Butane Quality: The Variable Most People Ignore

Regardless of which lighter type you choose, butane quality is the most overlooked factor in both performance and maintenance. All butane is not created equal. Standard commodity butane contains impurities — particulates, moisture, sulfur compounds — that clog lighter jets and nozzles over time and can produce detectable off-flavors during lighting.

Premium triple or quadruple-refined butane contains fewer impurities, burns cleaner, and protects lighter mechanisms from clogging. The practical recommendation: always use triple-refined fuel in a quality cigar lighter. The price difference per can is modest. The difference in lighter longevity and flavor cleanliness is real.

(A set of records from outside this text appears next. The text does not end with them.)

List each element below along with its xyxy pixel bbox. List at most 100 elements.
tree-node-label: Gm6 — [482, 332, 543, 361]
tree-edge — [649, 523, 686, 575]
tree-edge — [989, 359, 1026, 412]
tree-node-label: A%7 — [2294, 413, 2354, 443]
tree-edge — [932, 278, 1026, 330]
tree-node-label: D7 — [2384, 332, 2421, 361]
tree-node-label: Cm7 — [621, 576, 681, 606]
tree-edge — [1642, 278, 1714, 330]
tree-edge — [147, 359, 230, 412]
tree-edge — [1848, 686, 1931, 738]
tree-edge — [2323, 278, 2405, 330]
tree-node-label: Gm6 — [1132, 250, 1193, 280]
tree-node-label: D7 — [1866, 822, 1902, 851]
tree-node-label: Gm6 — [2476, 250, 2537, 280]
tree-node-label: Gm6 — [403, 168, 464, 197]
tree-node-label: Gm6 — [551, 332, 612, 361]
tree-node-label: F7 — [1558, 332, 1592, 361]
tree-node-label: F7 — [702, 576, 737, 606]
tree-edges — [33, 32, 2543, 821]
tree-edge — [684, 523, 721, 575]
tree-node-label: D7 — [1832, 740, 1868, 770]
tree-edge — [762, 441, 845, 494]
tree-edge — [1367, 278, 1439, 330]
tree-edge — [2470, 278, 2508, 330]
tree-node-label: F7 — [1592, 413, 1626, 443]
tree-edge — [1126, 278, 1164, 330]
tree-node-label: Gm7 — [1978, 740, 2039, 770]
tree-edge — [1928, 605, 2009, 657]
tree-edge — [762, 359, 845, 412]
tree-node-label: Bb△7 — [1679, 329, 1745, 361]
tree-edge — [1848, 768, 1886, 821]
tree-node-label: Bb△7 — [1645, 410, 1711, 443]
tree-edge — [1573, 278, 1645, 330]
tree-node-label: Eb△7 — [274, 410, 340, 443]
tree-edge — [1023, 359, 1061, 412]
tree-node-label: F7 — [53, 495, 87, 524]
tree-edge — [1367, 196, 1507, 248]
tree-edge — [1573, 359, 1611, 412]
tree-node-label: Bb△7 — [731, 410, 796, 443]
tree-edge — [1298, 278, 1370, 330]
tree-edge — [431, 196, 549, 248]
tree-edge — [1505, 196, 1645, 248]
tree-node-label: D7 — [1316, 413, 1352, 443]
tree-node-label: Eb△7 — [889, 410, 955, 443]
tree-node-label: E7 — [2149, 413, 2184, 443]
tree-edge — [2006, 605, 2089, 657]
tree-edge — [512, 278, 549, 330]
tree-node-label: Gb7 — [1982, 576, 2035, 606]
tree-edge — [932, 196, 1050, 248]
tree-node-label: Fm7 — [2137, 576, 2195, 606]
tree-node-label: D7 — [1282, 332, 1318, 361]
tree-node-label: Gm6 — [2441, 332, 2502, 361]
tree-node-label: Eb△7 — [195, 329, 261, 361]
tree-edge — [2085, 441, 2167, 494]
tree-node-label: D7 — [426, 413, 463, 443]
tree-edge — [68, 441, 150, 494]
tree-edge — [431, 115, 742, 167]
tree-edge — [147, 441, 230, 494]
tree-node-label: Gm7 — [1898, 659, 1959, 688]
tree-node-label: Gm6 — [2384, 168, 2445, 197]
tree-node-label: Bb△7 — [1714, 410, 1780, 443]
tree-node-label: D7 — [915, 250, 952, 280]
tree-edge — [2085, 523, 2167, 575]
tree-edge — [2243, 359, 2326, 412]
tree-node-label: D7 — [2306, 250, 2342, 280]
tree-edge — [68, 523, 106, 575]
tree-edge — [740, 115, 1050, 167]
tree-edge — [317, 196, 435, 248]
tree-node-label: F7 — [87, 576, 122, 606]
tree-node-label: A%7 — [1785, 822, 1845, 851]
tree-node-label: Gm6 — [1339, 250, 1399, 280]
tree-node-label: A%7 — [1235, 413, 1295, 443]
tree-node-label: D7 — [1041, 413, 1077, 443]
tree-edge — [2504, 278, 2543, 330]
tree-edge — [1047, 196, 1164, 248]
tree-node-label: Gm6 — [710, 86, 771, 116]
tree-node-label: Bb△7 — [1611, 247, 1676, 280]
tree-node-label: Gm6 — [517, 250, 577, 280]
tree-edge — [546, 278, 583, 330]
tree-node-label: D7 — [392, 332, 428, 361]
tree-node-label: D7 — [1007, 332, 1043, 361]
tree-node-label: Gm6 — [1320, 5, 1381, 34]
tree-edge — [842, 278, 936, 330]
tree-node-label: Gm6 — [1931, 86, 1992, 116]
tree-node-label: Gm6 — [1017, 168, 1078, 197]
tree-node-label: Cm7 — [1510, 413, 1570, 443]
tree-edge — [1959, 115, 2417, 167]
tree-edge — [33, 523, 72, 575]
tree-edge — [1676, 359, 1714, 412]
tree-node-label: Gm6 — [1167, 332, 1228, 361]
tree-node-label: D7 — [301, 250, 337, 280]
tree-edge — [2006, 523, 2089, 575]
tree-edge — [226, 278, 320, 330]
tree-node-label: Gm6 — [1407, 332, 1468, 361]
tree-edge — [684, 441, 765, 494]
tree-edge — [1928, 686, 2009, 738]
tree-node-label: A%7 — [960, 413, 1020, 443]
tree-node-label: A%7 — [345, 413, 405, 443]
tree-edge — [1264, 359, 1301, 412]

How to Maintain a Cigar Lighter covers butane selection, purging and refilling procedure, jet cleaning, and flame height adjustment for both lighter types.

Matches as a Third Option

Quality wooden matches — specifically long wooden or cedar matches — are a legitimate alternative and worth mentioning. No butane, no petroleum products, no mechanical reliability concerns. Lighting a cigar with a long wooden match is the traditional method and produces a clean, natural flame. Multiple matches are often needed for larger ring gauges, and in outdoor environments or wind, matches are essentially impractical. For the ritual smoker who smokes indoors, a box of long wooden matches alongside a soft flame lighter is a reasonable kit.

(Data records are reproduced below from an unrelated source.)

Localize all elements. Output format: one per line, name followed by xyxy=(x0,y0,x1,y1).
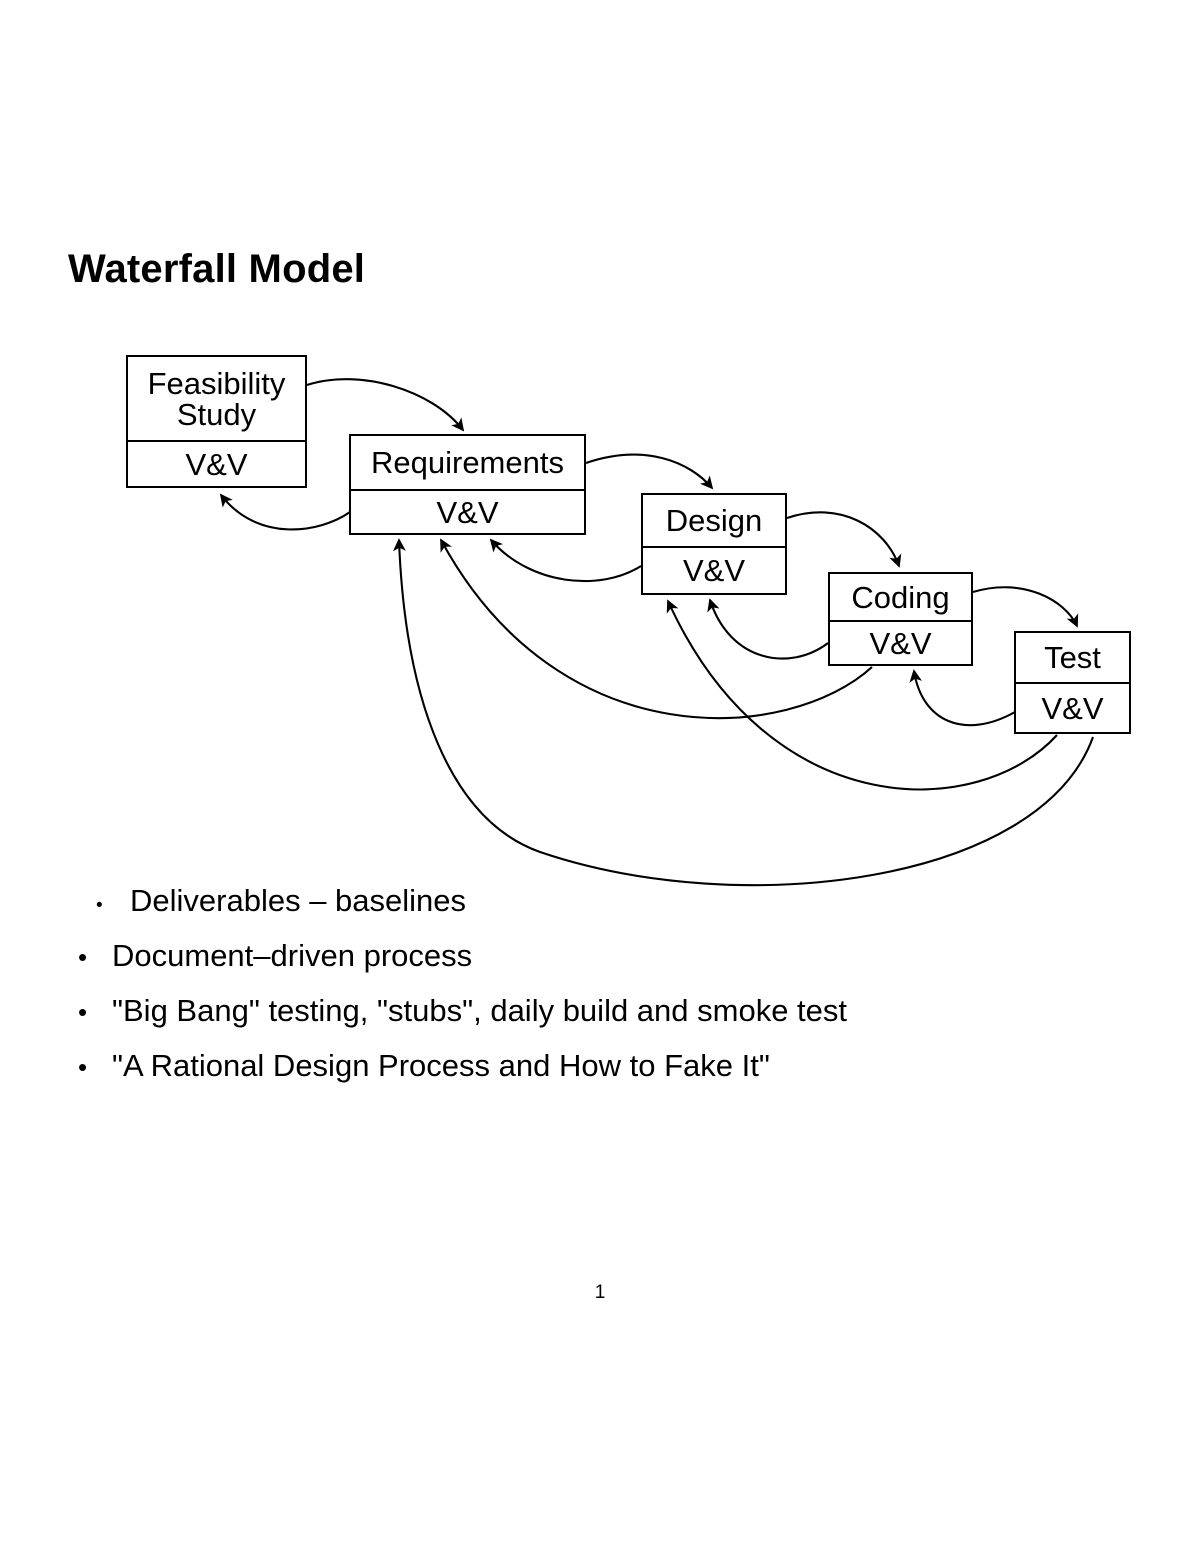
list-item-text: Document–driven process xyxy=(112,938,473,973)
list-item: • "Big Bang" testing, "stubs", daily bui… xyxy=(78,995,1118,1026)
bullet-icon: • xyxy=(96,895,103,916)
page-title: Waterfall Model xyxy=(68,247,366,291)
stage-label-coding: Coding xyxy=(851,579,950,615)
stage-box-requirements[interactable]: Requirements V&V xyxy=(349,434,586,535)
stage-label-requirements: Requirements xyxy=(371,445,564,480)
list-item-text: "Big Bang" testing, "stubs", daily build… xyxy=(112,993,848,1028)
bullet-list: • Deliverables – baselines • Document–dr… xyxy=(78,885,1118,1105)
stage-label-design: Design xyxy=(665,503,763,538)
list-item: • Deliverables – baselines xyxy=(78,885,1118,916)
stage-vv-requirements: V&V xyxy=(351,489,584,533)
stage-box-coding[interactable]: Coding V&V xyxy=(828,572,973,666)
page-number: 1 xyxy=(594,1282,606,1303)
stage-vv-feasibility: V&V xyxy=(128,440,305,486)
list-item-text: "A Rational Design Process and How to Fa… xyxy=(112,1048,770,1083)
stage-label-feasibility: Feasibility Study xyxy=(147,365,286,432)
arrow-requirements-to-design xyxy=(585,453,714,490)
stage-label-test: Test xyxy=(1044,640,1101,675)
stage-vv-coding: V&V xyxy=(830,620,971,664)
bullet-icon: • xyxy=(78,997,88,1027)
bullet-icon: • xyxy=(78,942,88,972)
list-item: • Document–driven process xyxy=(78,940,1118,971)
stage-vv-test: V&V xyxy=(1016,682,1129,732)
bullet-icon: • xyxy=(78,1052,88,1082)
arrow-coding-to-test xyxy=(972,586,1079,628)
arrow-feasibility-to-requirements xyxy=(306,378,465,432)
arrow-test-to-coding xyxy=(909,669,1016,727)
stage-box-feasibility[interactable]: Feasibility Study V&V xyxy=(126,355,307,488)
arrow-coding-to-design xyxy=(707,598,829,660)
stage-box-design[interactable]: Design V&V xyxy=(641,493,787,595)
arrow-requirements-to-feasibility xyxy=(219,493,351,531)
list-item: • "A Rational Design Process and How to … xyxy=(78,1050,1118,1081)
stage-vv-design: V&V xyxy=(643,546,785,593)
arrow-design-to-requirements xyxy=(489,538,642,583)
list-item-text: Deliverables – baselines xyxy=(130,883,467,918)
arrow-design-to-coding xyxy=(786,511,902,568)
stage-box-test[interactable]: Test V&V xyxy=(1014,631,1131,734)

Which Lighter for Which Smoker

Smoker ProfileRecommendation
Outdoor or all-conditions smokerTorch lighter — wind resistance makes it the only practical choice
Indoor ritual smoker, values flavor puritySoft flame or cedar spills
Traveler or golferCompact double-flame torch that fits in a pocket
Mostly indoors, occasionally outsideDouble-flame torch — more versatile even if soft flame is the aesthetic preference

Serious smokers often keep more than one lighter — a soft flame option for indoor use at home, a torch for outdoor and travel. This isn't excessive; it's matching the right tool to the context. Most serious smokers eventually own both.